Bluefield Daily Telegraph, Bluefield, WV

Editorials

March 1, 2013

Retired coal miners: Pension, benefits must be protected

The pension and lifetime health benefits that thousands of retired coal miners and their families were once promised are now in jeopardy. That’s why the Coalfield Accountability and Retired Employee Act — legislation introduced by U.S. Sen. Jay Rockefeller, D-W.Va. — is of great importance to our region.

Rockefeller was joined last week by U.S. Rep. Nick Rahall, D-W.Va., and United Mine Workers of America President Cecil Roberts in announcing the legislation, and the importance of preserving promised benefits to miners.

“In West Virginia, a promise made is a promise kept,” Rockefeller correctly notes. “And when it comes to our coal miners — who put their lives, limbs and lungs on the line under the promise of a secure future for them and their families — there should never be any backing away from that pledge. I’ve heard from retirees and their loved ones who are deeply fearful and rightfully angry. This legislation is about human decency, it’s about doing what’s right, and it’s about having the backs of those who have ours deep underground.”

“This effort is about justice, about integrity, and about keeping faith with the federal obligation to the health and welfare of our coal miners,” Rahall added.

The retirees are facing uncertainty because the UMWA’s 1974 pension plan, which covers more than 100,000 mine workers, including more than 35,000 West Virginians, is severely underfunded and on the road to insolvency — a result of the recent financial crisis and fewer contributions to the plan, according to Rockefeller.

In addition, Rockefeller says Patriot Coal, a spin-off from Peabody Energy and Arch Coal, is facing bankruptcy. That could mean more than 12,000 retired miners, including nearly 7,000 West Virginians and their dependents, would lose health benefits, and the 1974 pension plan would be further crippled.

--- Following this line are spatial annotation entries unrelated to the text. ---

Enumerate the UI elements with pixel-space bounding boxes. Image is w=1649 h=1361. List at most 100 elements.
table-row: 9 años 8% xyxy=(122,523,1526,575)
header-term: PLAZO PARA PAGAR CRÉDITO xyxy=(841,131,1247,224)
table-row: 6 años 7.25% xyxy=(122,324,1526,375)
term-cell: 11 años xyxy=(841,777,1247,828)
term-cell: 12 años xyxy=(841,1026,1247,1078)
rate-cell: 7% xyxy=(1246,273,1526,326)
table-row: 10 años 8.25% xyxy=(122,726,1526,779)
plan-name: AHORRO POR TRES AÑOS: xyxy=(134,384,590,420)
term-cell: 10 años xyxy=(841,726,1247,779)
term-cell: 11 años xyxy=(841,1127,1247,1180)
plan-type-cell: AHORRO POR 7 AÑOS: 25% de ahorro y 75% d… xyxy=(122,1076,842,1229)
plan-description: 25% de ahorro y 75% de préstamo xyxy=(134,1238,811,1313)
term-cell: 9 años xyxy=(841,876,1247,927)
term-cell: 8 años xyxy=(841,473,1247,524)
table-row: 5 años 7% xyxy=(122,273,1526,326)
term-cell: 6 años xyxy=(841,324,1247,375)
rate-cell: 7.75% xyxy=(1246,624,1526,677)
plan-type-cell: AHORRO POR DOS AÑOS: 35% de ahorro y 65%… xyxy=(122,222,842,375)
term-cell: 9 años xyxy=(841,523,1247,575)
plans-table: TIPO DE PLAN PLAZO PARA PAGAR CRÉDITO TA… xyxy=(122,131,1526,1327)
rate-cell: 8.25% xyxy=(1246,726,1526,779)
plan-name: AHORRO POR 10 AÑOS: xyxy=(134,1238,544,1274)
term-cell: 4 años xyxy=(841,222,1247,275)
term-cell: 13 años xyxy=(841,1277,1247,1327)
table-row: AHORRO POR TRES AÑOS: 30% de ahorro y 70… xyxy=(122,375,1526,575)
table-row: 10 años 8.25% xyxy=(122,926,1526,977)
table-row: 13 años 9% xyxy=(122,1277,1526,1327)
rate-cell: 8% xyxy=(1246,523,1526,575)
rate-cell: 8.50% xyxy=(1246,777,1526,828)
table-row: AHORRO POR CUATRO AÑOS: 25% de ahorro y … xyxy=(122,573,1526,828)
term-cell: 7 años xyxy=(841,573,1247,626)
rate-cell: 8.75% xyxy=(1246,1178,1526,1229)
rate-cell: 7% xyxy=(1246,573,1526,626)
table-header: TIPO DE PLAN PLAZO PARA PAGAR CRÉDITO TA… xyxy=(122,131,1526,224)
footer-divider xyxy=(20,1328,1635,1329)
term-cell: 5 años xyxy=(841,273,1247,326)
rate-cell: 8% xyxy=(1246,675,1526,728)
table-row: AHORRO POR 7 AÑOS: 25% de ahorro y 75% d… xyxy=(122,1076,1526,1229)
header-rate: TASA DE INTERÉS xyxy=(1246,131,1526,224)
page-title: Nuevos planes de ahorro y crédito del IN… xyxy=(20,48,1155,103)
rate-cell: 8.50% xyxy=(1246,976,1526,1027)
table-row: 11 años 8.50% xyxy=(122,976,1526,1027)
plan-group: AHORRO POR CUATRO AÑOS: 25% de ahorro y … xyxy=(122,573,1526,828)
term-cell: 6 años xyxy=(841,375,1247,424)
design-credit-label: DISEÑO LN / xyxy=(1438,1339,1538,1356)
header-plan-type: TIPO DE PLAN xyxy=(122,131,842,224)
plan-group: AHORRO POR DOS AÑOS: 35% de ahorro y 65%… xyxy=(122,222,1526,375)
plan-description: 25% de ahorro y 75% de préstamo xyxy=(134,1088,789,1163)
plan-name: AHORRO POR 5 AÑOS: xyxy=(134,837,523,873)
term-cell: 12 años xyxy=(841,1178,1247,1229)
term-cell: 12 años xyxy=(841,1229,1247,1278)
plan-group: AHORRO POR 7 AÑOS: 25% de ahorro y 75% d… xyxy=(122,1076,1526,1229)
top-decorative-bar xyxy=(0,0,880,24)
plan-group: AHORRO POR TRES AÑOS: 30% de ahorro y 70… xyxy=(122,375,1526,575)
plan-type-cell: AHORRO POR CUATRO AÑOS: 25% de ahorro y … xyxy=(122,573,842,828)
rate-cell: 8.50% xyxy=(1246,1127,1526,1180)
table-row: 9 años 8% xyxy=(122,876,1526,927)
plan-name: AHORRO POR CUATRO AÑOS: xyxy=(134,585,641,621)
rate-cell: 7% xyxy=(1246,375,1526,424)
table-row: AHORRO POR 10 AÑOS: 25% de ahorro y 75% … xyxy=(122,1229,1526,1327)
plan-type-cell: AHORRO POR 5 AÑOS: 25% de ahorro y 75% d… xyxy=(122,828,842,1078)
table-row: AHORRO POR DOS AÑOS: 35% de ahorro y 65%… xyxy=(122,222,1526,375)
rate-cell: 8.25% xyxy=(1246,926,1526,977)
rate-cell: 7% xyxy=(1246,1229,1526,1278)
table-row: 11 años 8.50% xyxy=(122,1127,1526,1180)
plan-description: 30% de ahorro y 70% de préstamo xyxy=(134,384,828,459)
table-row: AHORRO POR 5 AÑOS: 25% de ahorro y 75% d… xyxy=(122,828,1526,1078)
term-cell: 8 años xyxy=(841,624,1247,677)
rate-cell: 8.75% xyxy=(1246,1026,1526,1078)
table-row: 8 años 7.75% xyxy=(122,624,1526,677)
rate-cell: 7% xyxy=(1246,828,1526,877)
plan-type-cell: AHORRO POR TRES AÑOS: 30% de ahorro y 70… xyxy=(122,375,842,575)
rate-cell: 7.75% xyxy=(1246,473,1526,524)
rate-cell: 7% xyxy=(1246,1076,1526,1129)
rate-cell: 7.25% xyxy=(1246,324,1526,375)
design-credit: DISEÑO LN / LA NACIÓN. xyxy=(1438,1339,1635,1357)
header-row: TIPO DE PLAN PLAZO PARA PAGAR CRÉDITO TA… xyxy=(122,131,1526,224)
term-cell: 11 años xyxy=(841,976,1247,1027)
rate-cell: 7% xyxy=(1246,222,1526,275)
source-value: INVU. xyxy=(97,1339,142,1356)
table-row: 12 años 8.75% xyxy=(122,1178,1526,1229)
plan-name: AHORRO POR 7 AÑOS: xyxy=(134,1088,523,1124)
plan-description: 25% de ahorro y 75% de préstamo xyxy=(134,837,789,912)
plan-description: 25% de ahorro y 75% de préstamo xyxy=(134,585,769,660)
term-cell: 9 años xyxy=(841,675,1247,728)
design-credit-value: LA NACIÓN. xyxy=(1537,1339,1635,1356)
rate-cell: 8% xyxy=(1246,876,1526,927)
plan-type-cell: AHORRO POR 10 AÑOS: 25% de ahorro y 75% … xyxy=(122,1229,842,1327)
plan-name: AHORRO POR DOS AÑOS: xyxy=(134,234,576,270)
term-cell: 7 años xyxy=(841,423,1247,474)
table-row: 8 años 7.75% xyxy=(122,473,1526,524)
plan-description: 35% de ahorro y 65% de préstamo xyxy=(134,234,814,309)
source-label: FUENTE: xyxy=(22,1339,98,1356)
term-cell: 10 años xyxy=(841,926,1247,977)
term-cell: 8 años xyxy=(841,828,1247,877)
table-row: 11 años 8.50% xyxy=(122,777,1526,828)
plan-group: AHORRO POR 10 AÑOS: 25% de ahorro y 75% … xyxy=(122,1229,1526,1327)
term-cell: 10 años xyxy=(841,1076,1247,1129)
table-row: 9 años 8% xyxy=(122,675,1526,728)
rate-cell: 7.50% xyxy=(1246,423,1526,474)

Rockefeller’s act seeks to provide certainty and peace of mind to retirees and their families. In addition to holding employers accountable for the commitments they make to their workers, the legislation would:

• Amend the Surface Mining Control and Reclamation Act to transfer funds in excess of the amounts needed to meet existing obligations under the Abandoned Mine Land fund to the UMWA 1974 Pension Plan to prevent its insolvency.

• Make any retiree who loses benefits following the bankruptcy or insolvency of his or her employer eligible for the 1992 benefit plan, which was established under the coal act and provides health benefits to retired or disabled miners and their families.

• Provide that employer contributions are not unfairly penalized by the tax code and receive the same tax-exempt treatment as contributions to other pension plans, allowing the full value of employer cash contributions to go to the retirees who earned them.

It is critical that this legislation pass — and that all coalfield community lawmakers support the act. Coal miners are rightfully entitled to their promised pension and health benefits. Passage of the Coalfield  Accountability and Retired Employee Act would ensure that this promise is kept.